No geral, o artigo sobre o C. auris sugere que “antes de seu reconhecimento como um patógeno humano, ele existia como um fungo ambiental”, escreveram os autores.

Em comparação com outras espécies de Candida, o C. auris é conhecido por se desenvolver especialmente bem em temperaturas mais quentes. Isso fez alguns pesquisadores se perguntarem se as mudanças climáticas desempenharam um papel em seu surgimento como um germe humano. A teoria argumenta que as alterações no clima em seu ambiente natural levaram a levedura a se adaptar ligeiramente e a se tornar ainda mais tolerante a temperaturas mais altas – o tipo exato de temperatura que tornaria os humanos e outros mamíferos um lar confortável, uma vez que a levedura começasse a entrar em contato regularmente conosco.

As novas descobertas parecem adicionar mais peso a essa teoria. Além de mostrar que esses fungos podem e vivem fora das pessoas, a equipe identificou diferenças sutis entre as amostras que encontraram. Uma cepa de levedura do pântano salgado mais remoto demorou mais para crescer sob temperaturas mais quentes do que as encontradas na praia arenosa e em outro pântano salgado; essa cepa também foi a única suscetível a antifúngicos comuns e menos relacionada às variantes vistas em humanos.

Enquanto isso, as outras cepas eram todas resistentes a antifúngicos e mais adaptadas ao calor. As variantes encontradas na praia, que é frequentada por pessoas, podem ter sido reintroduzidas no ambiente por humanos, o que poderia explicar por que estavam mais relacionadas às cepas encontradas nos pacientes.

É possível que os pesquisadores tenham essencialmente coletado retratos da jornada evolutiva da levedura, antes e depois que as mudanças climáticas começaram a alterar sua biologia e elas infectaram pessoas pela primeira vez. Em um comentário complementar escrito por alguns dos pesquisadores que propuseram esta teoria pela primeira vez — Arturo Casadevall da Johns Hopkins, Dimitrios Kontoyiannis do MD Anderson Cancer Center da Universidade do Texas e Vincent Robert do Westerdijk Fungal Biodiversity Institute na Holanda –, eles concordaram com essas conclusões.

“Esta descoberta marcante é crucial para a compreensão da epidemiologia, ecologia e surgimento do C. auris como um patógeno humano”, escreveram eles.

Em um comunicado divulgado pela American Society For Microbiology, que publica a mBio, a autora principal Anuradha Chowdhary, uma micobiologista médica da Universidade de Delhi, na Índia, disse: “Este estudo é o primeiro passo para entender como esse patógeno sobrevive nas zonas úmidas, mas este é apenas um nicho.”

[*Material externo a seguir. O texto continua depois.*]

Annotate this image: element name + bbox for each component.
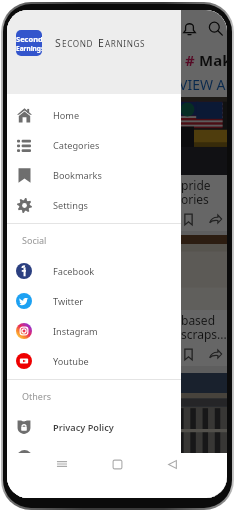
- staticText: Social: [22, 234, 47, 246]
- button[interactable]: Privacy Policy: [7, 412, 181, 442]
- staticText: Privacy Policy: [53, 421, 114, 434]
- staticText: pride ories of...: [181, 177, 227, 207]
- button[interactable]: Instagram: [7, 316, 181, 346]
- button[interactable]: Home: [7, 100, 181, 130]
- button[interactable]: Home: [106, 453, 128, 475]
- staticText: Earnings: [16, 44, 42, 53]
- staticText: Home: [53, 109, 80, 122]
- staticText: Twitter: [53, 295, 84, 308]
- staticText: based scraps...: [181, 312, 227, 342]
- button[interactable]: Categories: [7, 130, 181, 160]
- staticText: Make Money: [199, 50, 227, 70]
- staticText: Bookmarks: [53, 169, 102, 182]
- staticText: Others: [22, 390, 51, 402]
- staticText: E: [98, 36, 105, 50]
- staticText: S: [55, 36, 62, 50]
- staticText: Facebook: [53, 265, 95, 278]
- staticText: Settings: [53, 199, 88, 212]
- button[interactable]: Youtube: [7, 346, 181, 376]
- staticText: ECOND: [62, 38, 94, 49]
- button[interactable]: Twitter: [7, 286, 181, 316]
- staticText: ARNINGS: [105, 38, 146, 49]
- button[interactable]: Notifications: [179, 18, 199, 38]
- staticText: Second: [16, 34, 42, 44]
- button[interactable]: Settings: [7, 190, 181, 220]
- staticText: Instagram: [53, 325, 98, 338]
- button[interactable]: Search: [205, 18, 225, 38]
- button[interactable]: Bookmarks: [7, 160, 181, 190]
- staticText: #: [185, 50, 195, 70]
- button[interactable]: Facebook: [7, 256, 181, 286]
- staticText: VIEW ALL: [179, 75, 227, 94]
- button[interactable]: About Us: [7, 442, 181, 472]
- button[interactable]: Recents: [51, 453, 73, 475]
- staticText: Youtube: [53, 355, 89, 368]
- staticText: Categories: [53, 139, 100, 152]
- button[interactable]: Back: [161, 453, 183, 475]
- staticText: About Us: [53, 451, 93, 464]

As descobertas ainda se limitam a um estudo, portanto, por si só, não provam que as mudanças climáticas introduziram esse pesadelo mais recente em nossas vidas, conforme apontado pelos próprios autores. E ainda há muito a ser estudado sobre como e de onde o C. auris saiu da natureza para entrar em nossos hospitais, sem falar na questão principal: há algo que possa ser feito para impedir sua disseminação?